Positive effects include the facilitation of digital opinion exchanges and the rapid and broad dissemination of
information. The spread of hate speech, which includes disparaging individuals based on shared traits like
gender (sexism), race, religion, color, disability, and nationality, has a negative effect. Protected characteristics
are defined as being against the law to discriminate against someone because of gender (sexism), race, religion,
color, disability, or nationality. The use of social media platforms, like Facebook and Twitter, to organize
hateful events and spread hate speech has become more common. The unstructured nature of social media data
makes manual tracking more challenging. Thus, we are motivated to continue developing the detection of hate
speech and harassment identification based on protected characteristics. The study aims to develop a method for
harassment and hate speech detection and identification on social media based on protected characteristics of
the Afaan Oromo language using deep learning. In this study, we have used an experimental research design
approach. Facepager and Google Forms were used for data collection. Normalization, data cleaning, and
tokenization were utilized for data preprocessing. We employed two-step approaches for the experimentation.

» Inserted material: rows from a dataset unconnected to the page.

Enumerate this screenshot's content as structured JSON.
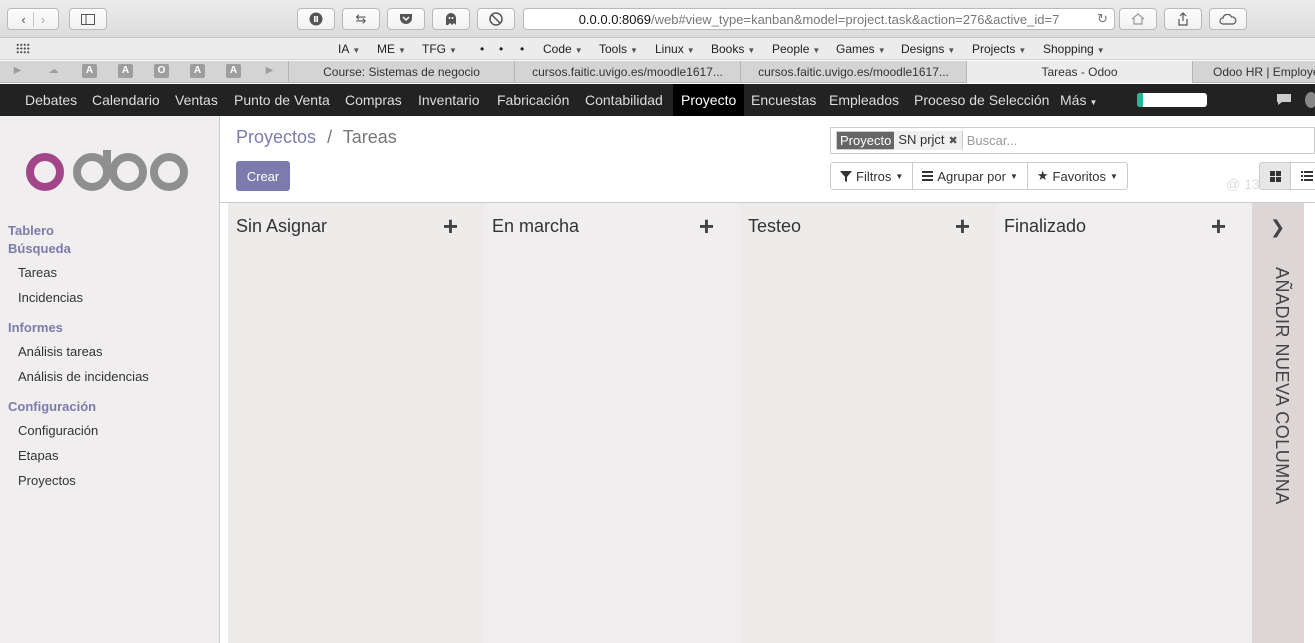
{
  "browser": {
    "url_host": "0.0.0.0:8069",
    "url_path": "/web#view_type=kanban&model=project.task&action=276&active_id=7",
    "bookmarks": [
      "IA",
      "ME",
      "TFG",
      "•",
      "•",
      "•",
      "Code",
      "Tools",
      "Linux",
      "Books",
      "People",
      "Games",
      "Designs",
      "Projects",
      "Shopping"
    ],
    "pinned_tabs": [
      "A",
      "A",
      "O",
      "A",
      "A"
    ],
    "tabs": [
      {
        "label": "Course: Sistemas de negocio",
        "active": false
      },
      {
        "label": "cursos.faitic.uvigo.es/moodle1617...",
        "active": false
      },
      {
        "label": "cursos.faitic.uvigo.es/moodle1617...",
        "active": false
      },
      {
        "label": "Tareas - Odoo",
        "active": true
      },
      {
        "label": "Odoo HR | Employee",
        "active": false
      }
    ]
  },
  "topbar": {
    "menus": [
      "Debates",
      "Calendario",
      "Ventas",
      "Punto de Venta",
      "Compras",
      "Inventario",
      "Fabricación",
      "Contabilidad",
      "Proyecto",
      "Encuestas",
      "Empleados",
      "Proceso de Selección",
      "Más"
    ],
    "active_menu": "Proyecto",
    "progress_fraction": 0.08,
    "message_count": "@ 13",
    "accent": "#21b799"
  },
  "sidebar": {
    "sections": [
      {
        "title": "Tablero",
        "items": []
      },
      {
        "title": "Búsqueda",
        "items": [
          "Tareas",
          "Incidencias"
        ]
      },
      {
        "title": "Informes",
        "items": [
          "Análisis tareas",
          "Análisis de incidencias"
        ]
      },
      {
        "title": "Configuración",
        "items": [
          "Configuración",
          "Etapas",
          "Proyectos"
        ]
      }
    ]
  },
  "control_panel": {
    "breadcrumb_root": "Proyectos",
    "breadcrumb_separator": "/",
    "breadcrumb_current": "Tareas",
    "create_label": "Crear",
    "facet_label": "Proyecto",
    "facet_value": "SN prjct",
    "search_placeholder": "Buscar...",
    "filters_label": "Filtros",
    "groupby_label": "Agrupar por",
    "favorites_label": "Favoritos",
    "brand_color": "#7c7bad"
  },
  "kanban": {
    "columns": [
      "Sin Asignar",
      "En marcha",
      "Testeo",
      "Finalizado"
    ],
    "add_column_label": "AÑADIR NUEVA COLUMNA"
  }
}
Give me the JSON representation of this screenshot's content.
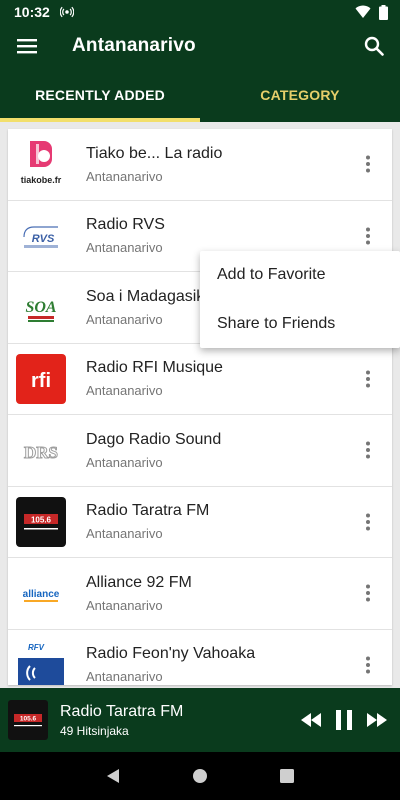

The primary dataset was used for experimentation using the BERT-pretrained model. To examine and identify
the best performing deep learning techniques in our dataset, a convolutional neural network (CNN), long short term memory (LSTM), bi-directional long short-term memory (BiLSTM), and gated recurrent unit (GRU) were
used and executed. However, overfitting was encountered due to the limited size of our dataset. To address the
overfitting issue within the dataset, methods of cross-validation and L2 regularization were employed. To solve
the scarcity of the trained data, the second approach, the BERT-pretrained model, was applied. The researcher
used the model's accuracy and loss to evaluate the performance of the model. After all the preprocessing
activities and training were performed, the performance of each model was: a convolutional neural network
(CNN) with an accuracy of 98.44% and a loss of 0.0396 and a bidirectional encoder representation from
transformers (BERT) with an accuracy of 98.83% and a loss of 0.0952. Finally, through experimentation, the
BERT model outperformed other algorithms with 98.83% accuracy. The study used Afaan Oromo language
features to detect harassment and hate speech on social media. Future research could use social media data to
create unique word embeddings and assess the CapsNet model's effectiveness on non-textual data.